Dan Reed said a vocal minority of fans were leading a campaign against the two-part HBO film, which has broken streaming records and which the Jackson estate is suing for $100 million (88 million euros).

Wade Robson and James Safechuck have been assailed on social media for telling Reed in the film how the "King of Pop" groomed them and their families before the boys were sexually abused at his Neverland Ranch in California.

Last week, fan groups said they were bringing a case against the men in the French courts for "sullying" Jackson's memory.

Reed said the first reaction of Jackson's defenders had always been to attack his victims since questions were first raised about the star in 1993.

"To prosecute men you have the courage to say they were raped as children by this powerful god-like individual, to make them into the scapegoats is beyond absurd and quite vile," the director told AFP.

He said child sex abuse victims were often treated like heretics.

"It is a kind of blasphemy when you accuse somebody who is a pillar of the community of such a grotesquely horrific act, so bad in fact that people do not want to hold that image in their heads.

"That's what generates this rage against the victims. It's heretical. Not only is your godhead human but he does this appalling thing to children," Reed said in Paris, where the film will be aired on French television this week.

'Poor Michael' myth 

"From the start, the Jackson strategy has been to portray Michael as the victim, and they have been incredibly successful," said the British-born maker of the award-winning "The Paedophile Hunter" and "Three Days of Terror: The Charlie Hebdo Attacks".

"That has been the noise of the last two decades, 'Poor Michael, poor Michael, being exploited by these boys and their families.'" Reed insisted.

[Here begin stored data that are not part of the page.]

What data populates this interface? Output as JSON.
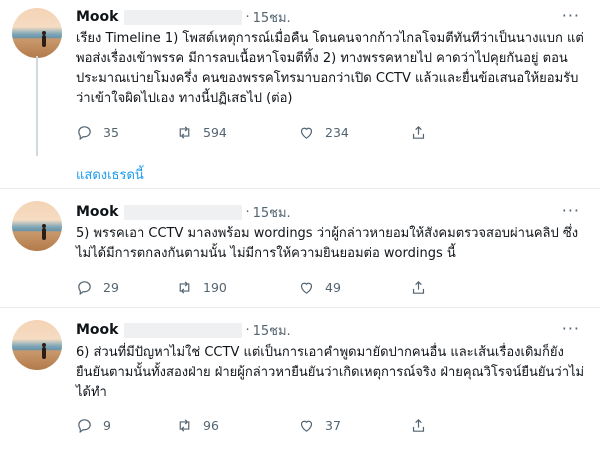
{
  "tweets": [
    {
      "name": "Mook",
      "time": "15ชม.",
      "text": "เรียง Timeline 1) โพสต์เหตุการณ์เมื่อคืน โดนคนจากก้าวไกลโจมตีทันทีว่าเป็นนางแบก แต่พอส่งเรื่องเข้าพรรค มีการลบเนื้อหาโจมตีทิ้ง 2) ทางพรรคหายไป คาดว่าไปคุยกันอยู่ ตอนประมาณเบ่ายโมงครึ่ง คนของพรรคโทรมาบอกว่าเปิด CCTV แล้วและยื่นข้อเสนอให้ยอมรับว่าเข้าใจผิดไปเอง ทางนี้ปฏิเสธไป (ต่อ)",
      "replies": "35",
      "retweets": "594",
      "likes": "234"
    },
    {
      "name": "Mook",
      "time": "15ชม.",
      "text": "5) พรรคเอา CCTV มาลงพร้อม wordings ว่าผู้กล่าวหายอมให้สังคมตรวจสอบผ่านคลิป ซึ่งไม่ได้มีการตกลงกันตามนั้น ไม่มีการให้ความยินยอมต่อ wordings นี้",
      "replies": "29",
      "retweets": "190",
      "likes": "49"
    },
    {
      "name": "Mook",
      "time": "15ชม.",
      "text": "6) ส่วนที่มีปัญหาไม่ใช่ CCTV แต่เป็นการเอาคำพูดมายัดปากคนอื่น และเส้นเรื่องเดิมก็ยังยืนยันตามนั้นทั้งสองฝ่าย ฝ่ายผู้กล่าวหายืนยันว่าเกิดเหตุการณ์จริง ฝ่ายคุณวิโรจน์ยืนยันว่าไม่ได้ทำ",
      "replies": "9",
      "retweets": "96",
      "likes": "37"
    }
  ],
  "show_thread": "แสดงเธรดนี้",
  "more_glyph": "···",
  "dot": "·",
  "icons": [
    "reply-icon",
    "retweet-icon",
    "like-icon",
    "share-icon",
    "more-icon"
  ],
  "colors": {
    "link": "#1d9bf0",
    "muted": "#536471",
    "divider": "#e6ecf0",
    "thread_line": "#cfd9de"
  }
}
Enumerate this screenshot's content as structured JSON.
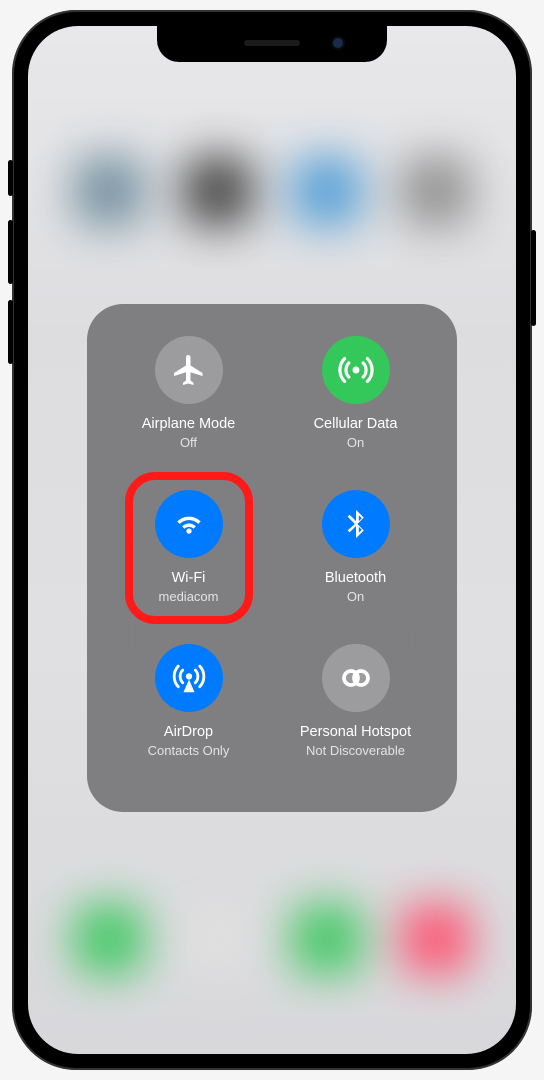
{
  "tiles": {
    "airplane": {
      "label": "Airplane Mode",
      "sublabel": "Off"
    },
    "cellular": {
      "label": "Cellular Data",
      "sublabel": "On"
    },
    "wifi": {
      "label": "Wi-Fi",
      "sublabel": "mediacom"
    },
    "bluetooth": {
      "label": "Bluetooth",
      "sublabel": "On"
    },
    "airdrop": {
      "label": "AirDrop",
      "sublabel": "Contacts Only"
    },
    "hotspot": {
      "label": "Personal Hotspot",
      "sublabel": "Not Discoverable"
    }
  }
}
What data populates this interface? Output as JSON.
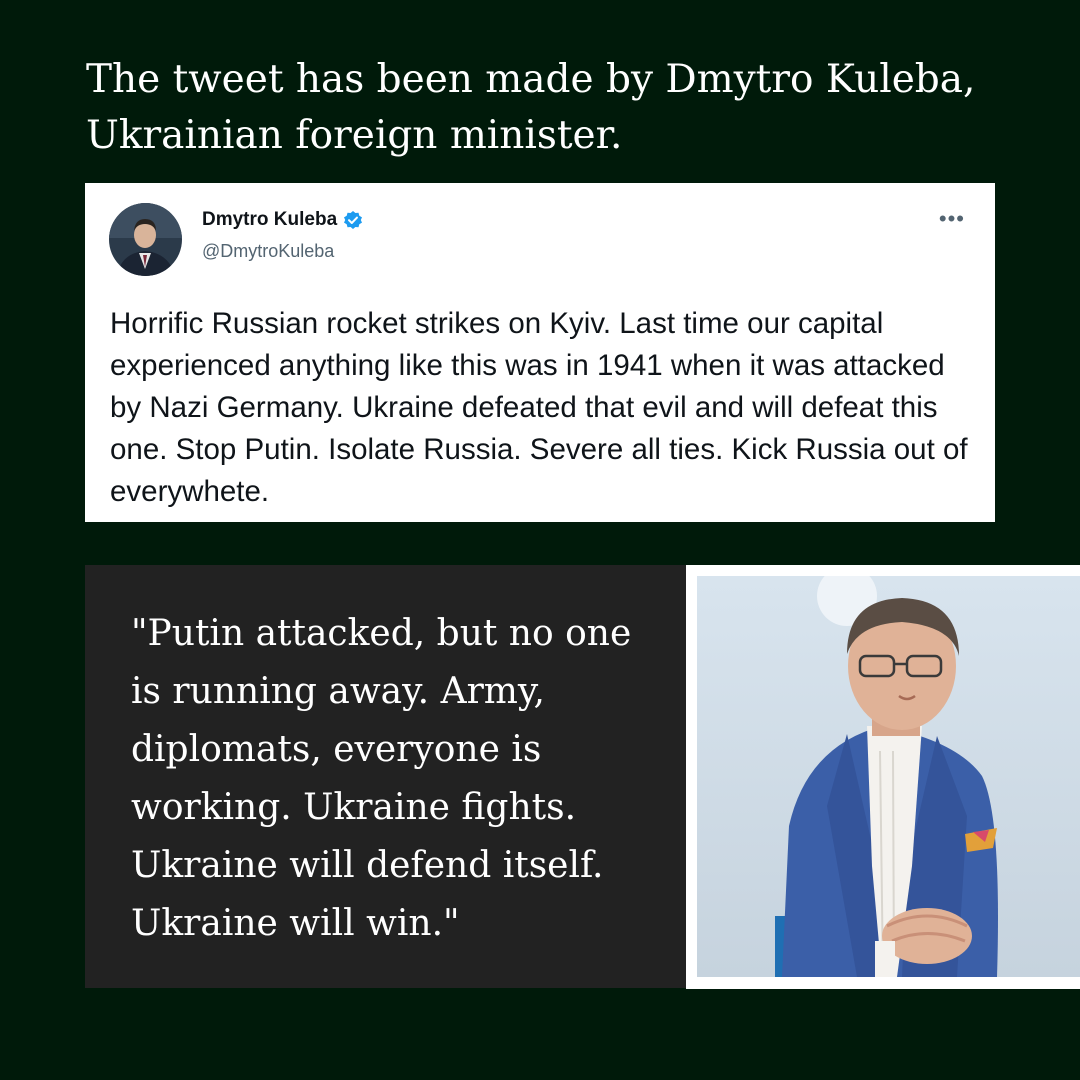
{
  "headline": "The tweet has been made by Dmytro Kuleba, Ukrainian foreign minister.",
  "tweet": {
    "name": "Dmytro Kuleba",
    "handle": "@DmytroKuleba",
    "verified_icon": "verified-badge-icon",
    "more_icon": "more-options-icon",
    "more_label": "•••",
    "text": "Horrific Russian rocket strikes on Kyiv. Last time our capital experienced anything like this was in 1941 when it was attacked by Nazi Germany. Ukraine defeated that evil and will defeat this one. Stop Putin. Isolate Russia. Severe all ties. Kick Russia out of everywhete.",
    "accent_color": "#1d9bf0"
  },
  "quote": {
    "text": "\"Putin attacked, but no one is running away. Army, diplomats, everyone is working. Ukraine fights. Ukraine will defend itself. Ukraine will win.\""
  },
  "colors": {
    "background": "#001a0a",
    "quote_background": "#222222",
    "suit": "#3b5fa8"
  }
}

"No one seems to understand that this is a bizarre inside-out Alice in Wonderland version of the truth. Because Michael is not the victim, he is the perpetrator."

The filmmaker said serial abusers have gotten away with it for years because "even contemplating the possibility (of their crimes) turns their world upsidedown.

Read also: Jackson fans sue alleged victims for 'sullying his memory'

"That is why people want to shoot the messenger instead of listening."

Reed said a "a small but noisy minority" of Jackson fans refuse to believe the evidence because of this "cognitive dissonance. People can't put those two things together. I think that was the operating principle the Jackson legal team" worked on at his trial, when the singer was acquitted of child abuse charges in 2005.

"It simply wasn't possible to convict Michael Jackson because he was Michael Jackson, in the same way that a priest could not have done it because he is God's representative."

Decades in denial 

Wade Robson has come in for particular attack because he gave evidence in support of Jackson during his trial.

The choreographer famous for his work with Britney Spears and boy band NSYNC, which launched the career of Justin Timberlake, did not file his complaint until four years after Jackson's death in 2009.

"People can't wrap their heads around that," Reed admitted, but it can often take decades for victims to speak up.

At the time "for Wade and James the abuse felt like love, that you are special and unique, that this man who is pretty much God in your life is telling you that you are amazing.

"That deep attachment endures for decades often... it is not until the burden of living with that secret corrodes your psyche and your life feels like a lie" that victims tend to begin to talk.

Often it becomes too much when they have their own children, Reed said, "which was Wade's case when he had his son".

"We did not set out to overturn an icon," Reed insisted. 

"But what we are most proud about is that we made something that now stands as a reference about grooming children and families for child sexual abuse. The fact that it is Jackson means we can bring this story to tens of millions of people," he added.

"And that is a gift that Michael has given us unwittingly."